Was Benoit Mandelbrot a hedgehog or a fox?

(arxiv.org)

21 points | by bikenaga 4 days ago ago

11 comments

  • zkmon 4 hours ago

    For thinkers of that time, there was a vast unexplored green field infront of them, to plough and harvest. It's not hard to imagine ploughing skill of one field could help ploughing others too. My friend used to say, if you have quick enough reflexes to play table tennis, you can be good at other sports too.

    • nairboon 2 hours ago

      I wonder if the people in 100 years will refer to the current time period (now) the same way as we sometimes do to about ~100 years ago. As in did the scientist and curious minds in the last century really have this golden period to just wander around in all these greenfields, whereas nowadays the fields are not so green anymore. Or is this just a normal phenomena of any time period?

      • PaulHoule an hour ago

        It certainly was easier to get an academic job circa 1960. Things have gotten more difficult in physics because the experimental frontier has moved further away, I mean, you can make whatever theory you want and it is meaningless because we don’t have a machine that can measure the neutrino mass, observe neutrino decay, confirm physics at the GUT or string scale, detect the darkon, etc.

        Even something like Mandelbrot’s work was disappointing if you were in grad school in the 1990s because it was not like enough progress was made in fractals post-Mandelbrot that you could get a job working on fractals or chaos.

      • ontouchstart an hour ago

        There is a third type: rabbit. This is a golden age of rabbit holes. A quick rabbit jumps through complicated holes and tunnels to escape from something or chase something.

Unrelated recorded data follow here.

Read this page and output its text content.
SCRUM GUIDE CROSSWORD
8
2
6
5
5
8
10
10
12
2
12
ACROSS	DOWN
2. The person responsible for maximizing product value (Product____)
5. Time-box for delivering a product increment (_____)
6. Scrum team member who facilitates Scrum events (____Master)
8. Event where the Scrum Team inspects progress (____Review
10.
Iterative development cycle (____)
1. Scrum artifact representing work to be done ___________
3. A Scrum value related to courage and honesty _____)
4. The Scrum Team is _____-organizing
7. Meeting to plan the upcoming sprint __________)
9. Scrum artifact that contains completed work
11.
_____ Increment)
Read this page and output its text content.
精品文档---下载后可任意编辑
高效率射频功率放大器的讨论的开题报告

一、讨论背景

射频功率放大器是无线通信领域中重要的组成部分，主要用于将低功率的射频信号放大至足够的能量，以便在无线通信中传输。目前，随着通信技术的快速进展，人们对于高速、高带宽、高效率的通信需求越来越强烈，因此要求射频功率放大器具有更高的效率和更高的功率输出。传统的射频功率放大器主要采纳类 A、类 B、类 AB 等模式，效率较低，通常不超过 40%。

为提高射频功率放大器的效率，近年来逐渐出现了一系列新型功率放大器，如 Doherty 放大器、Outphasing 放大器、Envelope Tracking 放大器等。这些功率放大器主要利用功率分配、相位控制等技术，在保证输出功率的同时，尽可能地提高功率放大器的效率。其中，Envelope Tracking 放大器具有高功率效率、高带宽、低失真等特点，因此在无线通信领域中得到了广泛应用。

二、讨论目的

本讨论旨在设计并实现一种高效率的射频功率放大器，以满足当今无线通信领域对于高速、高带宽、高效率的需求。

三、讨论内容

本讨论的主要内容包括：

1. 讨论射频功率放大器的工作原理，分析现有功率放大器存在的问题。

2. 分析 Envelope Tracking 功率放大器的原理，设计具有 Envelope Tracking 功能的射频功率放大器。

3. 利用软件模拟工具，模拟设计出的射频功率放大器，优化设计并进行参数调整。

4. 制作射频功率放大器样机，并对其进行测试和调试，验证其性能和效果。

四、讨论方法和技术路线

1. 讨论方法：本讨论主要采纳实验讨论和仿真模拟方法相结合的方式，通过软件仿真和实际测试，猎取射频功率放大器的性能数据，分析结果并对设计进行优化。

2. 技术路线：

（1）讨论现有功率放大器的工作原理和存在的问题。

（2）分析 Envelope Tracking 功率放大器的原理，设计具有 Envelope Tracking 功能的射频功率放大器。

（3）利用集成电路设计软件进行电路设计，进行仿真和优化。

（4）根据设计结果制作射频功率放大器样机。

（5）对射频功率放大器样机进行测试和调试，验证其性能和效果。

        We can also call someone chasing a rabbit a fox. Like all the ones chasing LLM agents now.

        • direwolf20 an hour ago

          Sounds like the money's in being a rabbit

          • ontouchstart 28 minutes ago

            To some extent. Many mathematical breakthroughs are not from mathematicians thinking in the office but mathematical minded people doing engineering work and bumped into big ideas. Mandelbrot was one of them, so was Alan Turing, Claude Shannon, Tony Hoare, …

            They are engineers by trade, that is chasing the money as food. But money is not enough for them. So I would call them rabbits instead of foxes.

      • bpavuk an hour ago

        the world is in a loop, and that loop repeats itself approximately every 33 years!

  • foxes an hour ago

    What was Mandelbrots fursona?

    • Kye an hour ago

      Sparkle otter

    • PaulHoule an hour ago

      Kemonomimi desu.

  • bikenaga 4 days ago

    Abstract: "Benoit Mandelbrot's scientific legacy spans an extraordinary range of disciplines, from linguistics and fluid turbulence to cosmology and finance, suggesting the intellectual temperament of a 'fox' in Isaiah Berlin's famous dichotomy of thinkers. This essay argues, however, that Mandelbrot was, at heart, a 'hedgehog': a thinker unified by a single guiding principle. Across his diverse pursuits, the concept of scaling -- manifested in self-similarity, power laws, fractals, and multifractals -- served as the central idea that structured his work. By tracing the continuity of this scaling paradigm through his contributions to mathematics, physics, and economics, the paper reveals a coherent intellectual trajectory masked by apparent eclecticism. Mandelbrot's enduring insight in the modeling of natural and social phenomena can be understood through the lens of the geometry and statistics of scale invariance."